Foxgloves, one of the poisonous flowering plant known for its distinctive tower bell shaped flowers pink in summer, can be used to stop the spread of breast cancer. Scientists at John Hopkins University have discovered that the drug is based from a flowering plant foxglove, can dramatically slow the migration of malignant cancer cells to other parts of the body.
But the latest discovery, by a team at Johns Hopkins University in Baltimore, United States, suggesting that the drug easily and cheaply can also be produced from foxglove flowers for use in the fight against cancer. Earlier this year, the same team has found that digoxin can reduce the spread of prostate cancer in men, with the percentage of approximately 24 percent. Known, Foxglove is one of the first plants to be used for pharmaceutical drug development.
Quoted from mail online, in the year 1785, Dr. William Withering see remarkable improvement in patients with congestive heart failure after their use of traditional herbal medicines made from plants.
Withering identified that the active ingredient is a substance called digitalis, and wrote about these findings more than 200 years ago in a book titled ‘A note from the foxglove and some medical use’.

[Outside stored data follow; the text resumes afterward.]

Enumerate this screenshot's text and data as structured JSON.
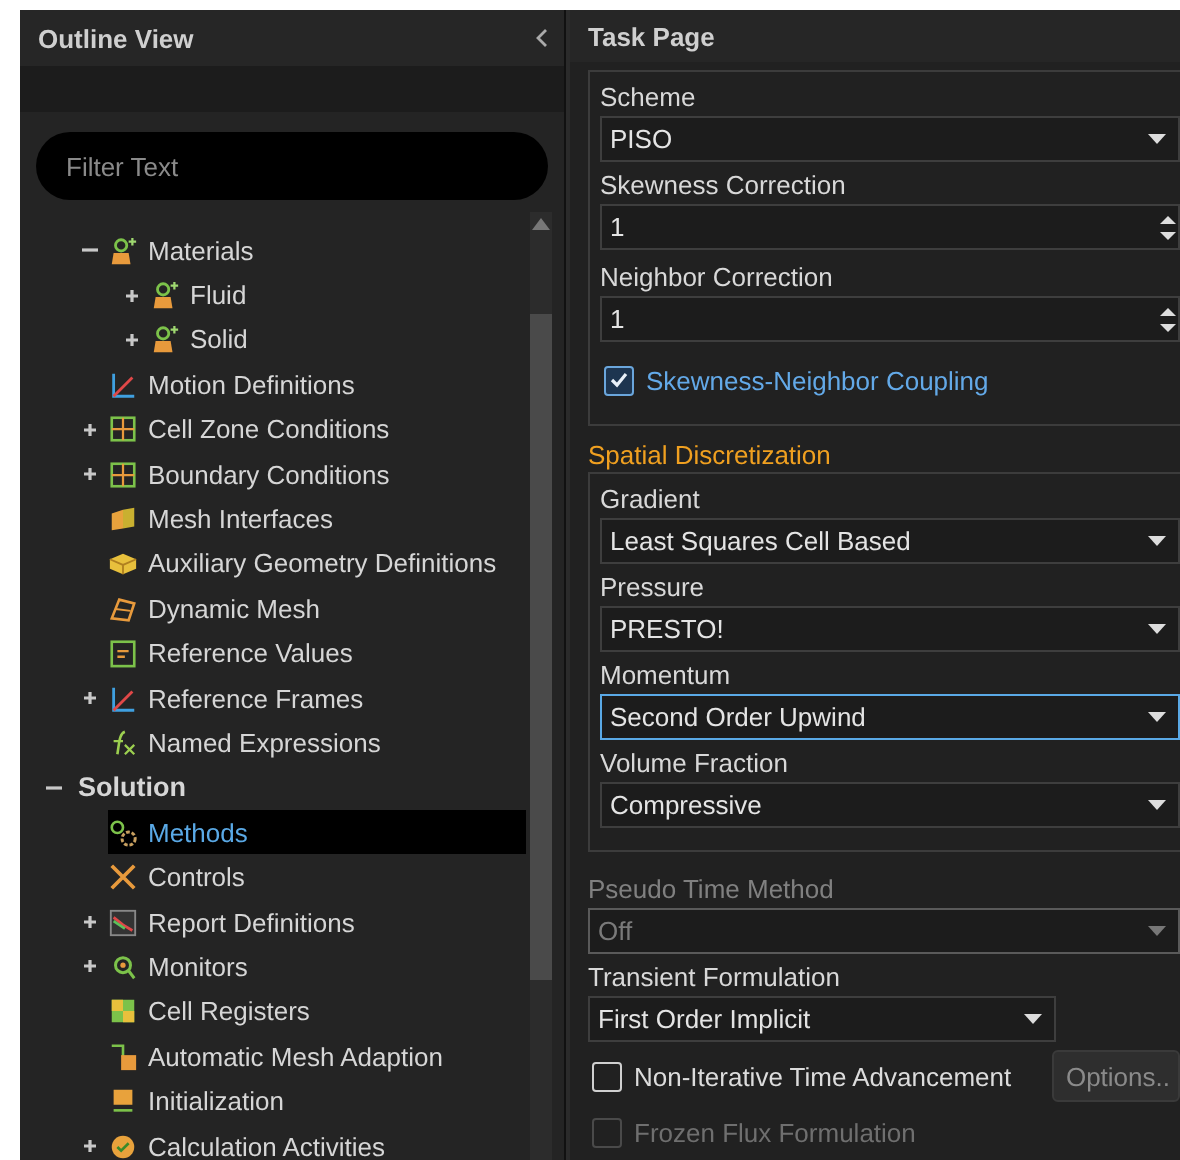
{
  "outline": {
    "title": "Outline View",
    "filter": {
      "placeholder": "Filter Text"
    },
    "tree": [
      {
        "children": [
          {
            "label": "Materials",
            "expanded": true,
            "selected": false,
            "children": [
              {
                "label": "Fluid",
                "expanded": false,
                "selected": false
              },
              {
                "label": "Solid",
                "expanded": false,
                "selected": false
              }
            ]
          },
          {
            "label": "Motion Definitions",
            "selected": false
          },
          {
            "label": "Cell Zone Conditions",
            "expanded": false,
            "selected": false
          },
          {
            "label": "Boundary Conditions",
            "expanded": false,
            "selected": false
          },
          {
            "label": "Mesh Interfaces",
            "selected": false
          },
          {
            "label": "Auxiliary Geometry Definitions",
            "selected": false
          },
          {
            "label": "Dynamic Mesh",
            "selected": false
          },
          {
            "label": "Reference Values",
            "selected": false
          },
          {
            "label": "Reference Frames",
            "expanded": false,
            "selected": false
          },
          {
            "label": "Named Expressions",
            "selected": false
          }
        ]
      },
      {
        "label": "Solution",
        "expanded": true,
        "selected": false,
        "children": [
          {
            "label": "Methods",
            "selected": true
          },
          {
            "label": "Controls",
            "selected": false
          },
          {
            "label": "Report Definitions",
            "expanded": false,
            "selected": false
          },
          {
            "label": "Monitors",
            "expanded": false,
            "selected": false
          },
          {
            "label": "Cell Registers",
            "selected": false
          },
          {
            "label": "Automatic Mesh Adaption",
            "selected": false
          },
          {
            "label": "Initialization",
            "selected": false
          },
          {
            "label": "Calculation Activities",
            "expanded": false,
            "selected": false
          }
        ]
      }
    ]
  },
  "task_page": {
    "title": "Task Page",
    "sections": [
      {
        "boxed": true,
        "items": [
          {
            "kind": "dropdown",
            "label": "Scheme",
            "value": "PISO",
            "focused": false,
            "disabled": false
          },
          {
            "kind": "spinner",
            "label": "Skewness Correction",
            "value": "1",
            "disabled": false
          },
          {
            "kind": "spinner",
            "label": "Neighbor Correction",
            "value": "1",
            "disabled": false
          },
          {
            "kind": "checkbox",
            "label": "Skewness-Neighbor Coupling",
            "checked": true,
            "highlighted": true,
            "disabled": false
          }
        ]
      },
      {
        "heading": "Spatial Discretization",
        "boxed": true,
        "items": [
          {
            "kind": "dropdown",
            "label": "Gradient",
            "value": "Least Squares Cell Based",
            "focused": false,
            "disabled": false
          },
          {
            "kind": "dropdown",
            "label": "Pressure",
            "value": "PRESTO!",
            "focused": false,
            "disabled": false
          },
          {
            "kind": "dropdown",
            "label": "Momentum",
            "value": "Second Order Upwind",
            "focused": true,
            "disabled": false
          },
          {
            "kind": "dropdown",
            "label": "Volume Fraction",
            "value": "Compressive",
            "focused": false,
            "disabled": false
          }
        ]
      },
      {
        "boxed": false,
        "items": [
          {
            "kind": "dropdown",
            "label": "Pseudo Time Method",
            "value": "Off",
            "focused": false,
            "disabled": true
          },
          {
            "kind": "dropdown",
            "label": "Transient Formulation",
            "value": "First Order Implicit",
            "focused": false,
            "disabled": false,
            "compact": true
          },
          {
            "kind": "checkbox",
            "label": "Non-Iterative Time Advancement",
            "checked": false,
            "highlighted": false,
            "disabled": false,
            "button": "Options.."
          },
          {
            "kind": "checkbox",
            "label": "Frozen Flux Formulation",
            "checked": false,
            "highlighted": false,
            "disabled": true
          }
        ]
      }
    ]
  }
}
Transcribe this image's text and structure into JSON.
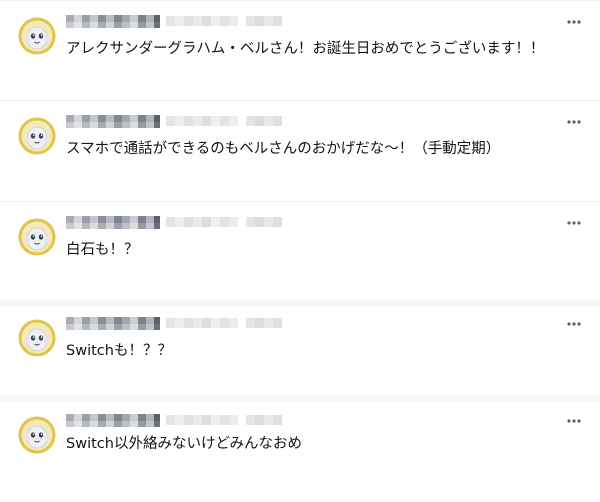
{
  "colors": {
    "text": "#0f1419",
    "avatar_ring": "#e1c54a",
    "avatar_face": "#eef0f4",
    "divider": "#eff3f4",
    "blur_dark": "#8a8f95",
    "blur_light": "#d5d9de"
  },
  "icons": {
    "avatar": "ghost-mascot-avatar",
    "more": "more-horizontal-icon"
  },
  "posts": [
    {
      "text": "アレクサンダーグラハム・ベルさん！お誕生日おめでとうございます！！"
    },
    {
      "text": "スマホで通話ができるのもベルさんのおかげだな～！（手動定期）"
    },
    {
      "text": "白石も！？"
    },
    {
      "text": "Switchも！？？"
    },
    {
      "text": "Switch以外絡みないけどみんなおめ"
    }
  ]
}
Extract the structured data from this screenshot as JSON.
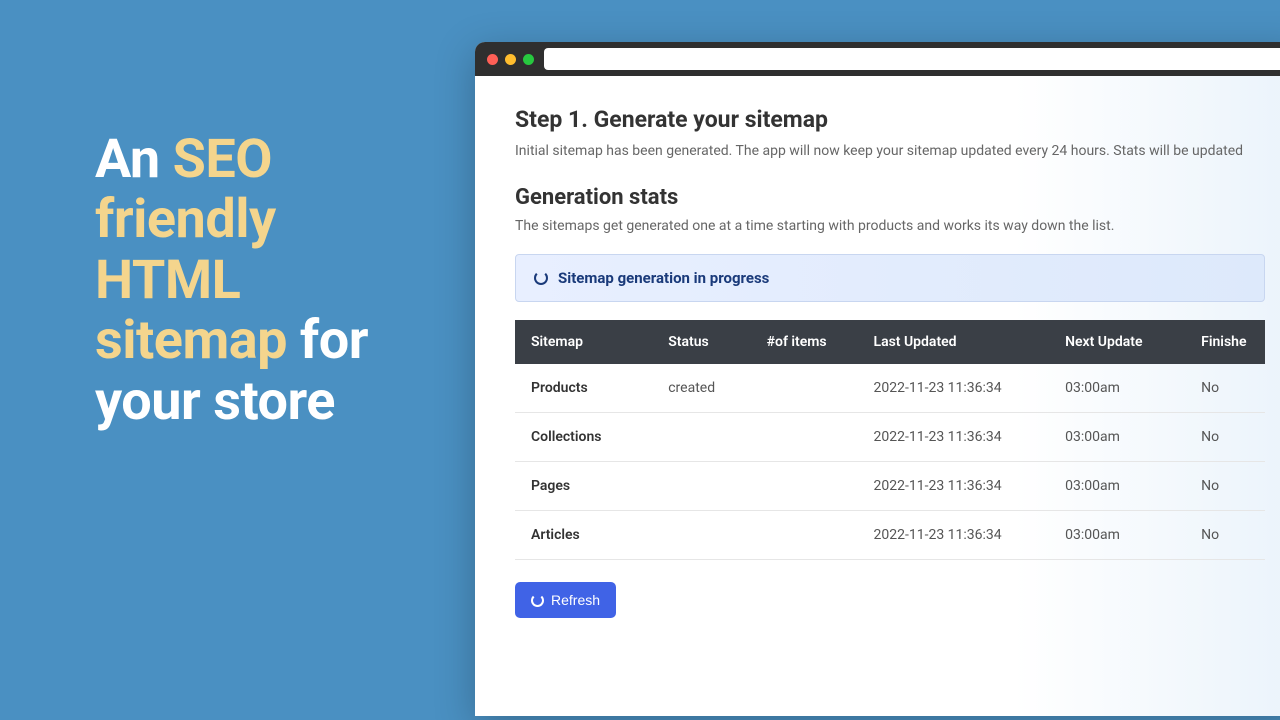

Giant drug companies like GlaxoSmithKline finally transform it into a material called Digoxin tablets, and is used for heart failure and atrial fibrillation, a condition where the heart rhythm becomes abnormal. But researchers warn it has not provided evidence that digoxin is responsible for these benefits and warned that the drug can have side effects such as nausea, headache and breast enlargement in men, given to healthy people to prevent tumors.
To see how HIF-1 protein to react when exposed to digoxin, researchers transplanting human breast cancer cells in mice and two weeks later, gave them daily injections of Digoxin and Saline injections in two groups of mice.
Results showed that rats given digoxin had fewer cancer cells that spread to the lungs (one of the locations where migrating breast tumors) and tumors that have spread is smaller than the group given saline.
This finding could be something very meaningful, because the team found evidence that the cancer cells began to spread from the breast to the lungs much earlier than previously thought. Dr. Caitlin Palframan, from Breakthrough Breast Cancer, emphasizing research is still in its early stages and clinical trials are needed to see whether the drug can slow the growth and spread of breast cancer in humans.